Fabro was born in Turin, and he moved to Udine, in the Friuli region after his father’s death. He was influenced by artists such as Yves Klein, and Lucio Fontana; he was also close to the artists involved in Azimut, such as Piero Manzoni and Enrico Castellani. In 1958, after he saw Lucio Fontana’s work at Venice Biennale, Fabro moved to Milan where he spent the rest of his life pursuing his artistic career. Fabro was involved in the Arte Povera group, which was interested in experimenting with industrial and natural materials, focusing on process, language and the body. Fabro’s best known works were sculptural reliefs of Italy made out of glass, steel, bronze, gold and even soft leather. The signature unorthodox, ‘poor’ materials in his works include steel tubes, cloth, newspapers, and wax; the artist, however, often used also traditional and expensive art materials such as gold, marble, and bronze. He died on 22 June 2007 in Milan following a heart attack.

One of Fabro’s first pieces was called Tubo da mettere tra i fiori (Tube to place among flowers), 1963. It was a site-specific installation designed for a Milanese garden, even if it was never displayed there; it was made of telescopic steel tubes. He made several works that deal with steel tubes in dialogue with basic physical laws of nature. In 1965 he had his first solo show, at the Galleria Vismara, in Milan, where he combined mirror pieces with spatial lines. Around 1966, he began to make performative works such as Indumenti: posaseni, calzari, bandoliera (Garments: bra, boots, cross-belt), 1966; Allestimento Teatrale (Cube di specchi) Theatrical Staging (Cube of Mirrors), 1967-1975; and Pavimento/Tautologia (Floor/ Tautology), 1967. In 1967, Fabro had a group show called Arte Povera-Im Spazio, which was a show in Genoa featuring artists such as Giulio Paolini, Pino Pascali, and Jannis Kounellis. There Fabro began to expand his response to unorthodox materials such as marbles and silks.
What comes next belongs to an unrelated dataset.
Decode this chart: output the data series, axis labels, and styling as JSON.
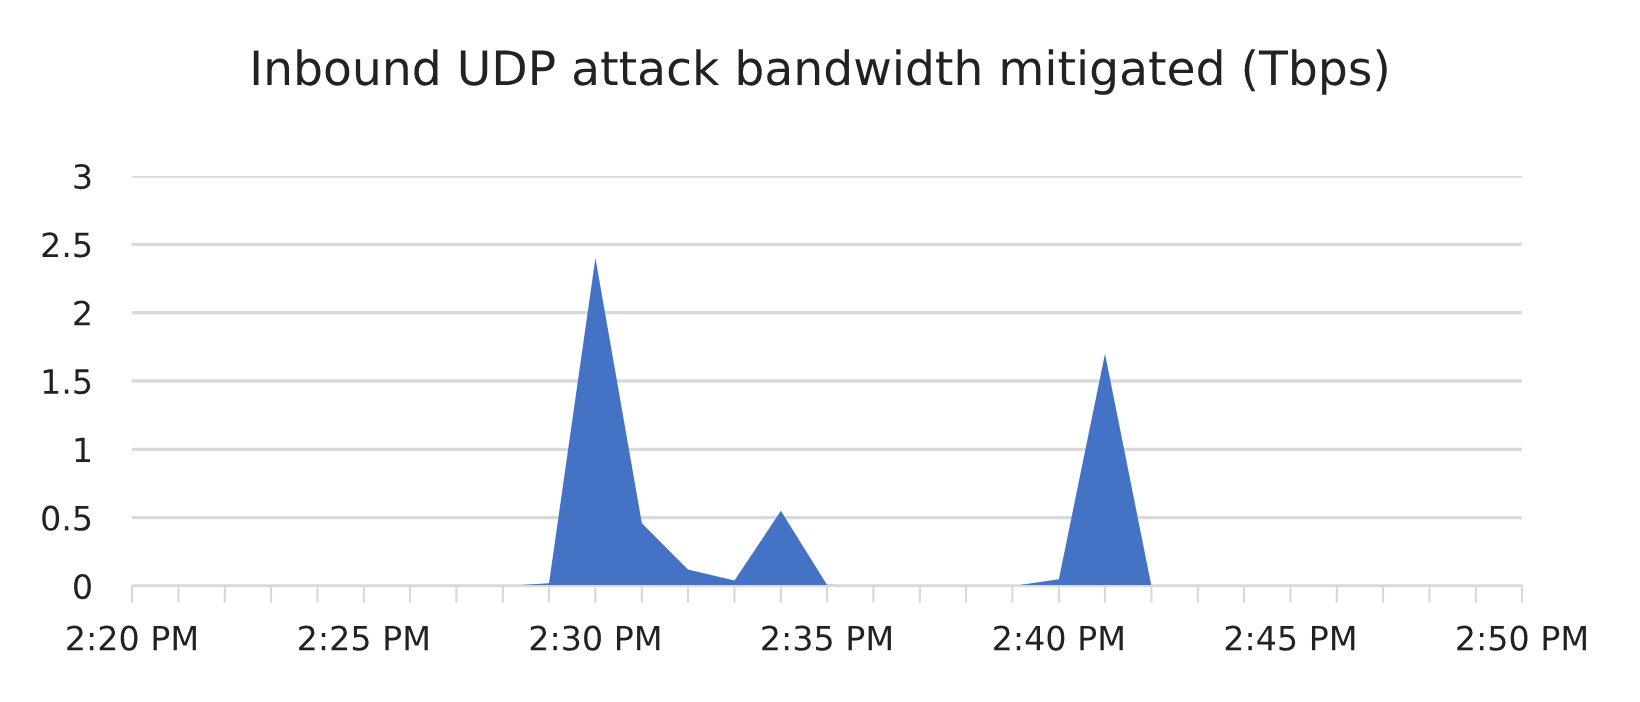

Beginning in 1968, he produced a series of works that dealt with Italy, which included Italia rovesciata (Overturned Italy), 1968. This work was inspired by a geographical shape of the country or the familiar form of Italy. “My ‘Italys’ are bound to iconography with a very slender thread, which is the case because the image of ‘Italy’ is an image that is inferred, a graphic image. This is the reason for choosing a refraction of the form which could tend towards the infinite. Italy exist as an image which prompts someone’s recognition, as an image for someone who is some way feels connected to it and has something to do with the symbol which is its moral reduction: the reduction of the to a graphic form”.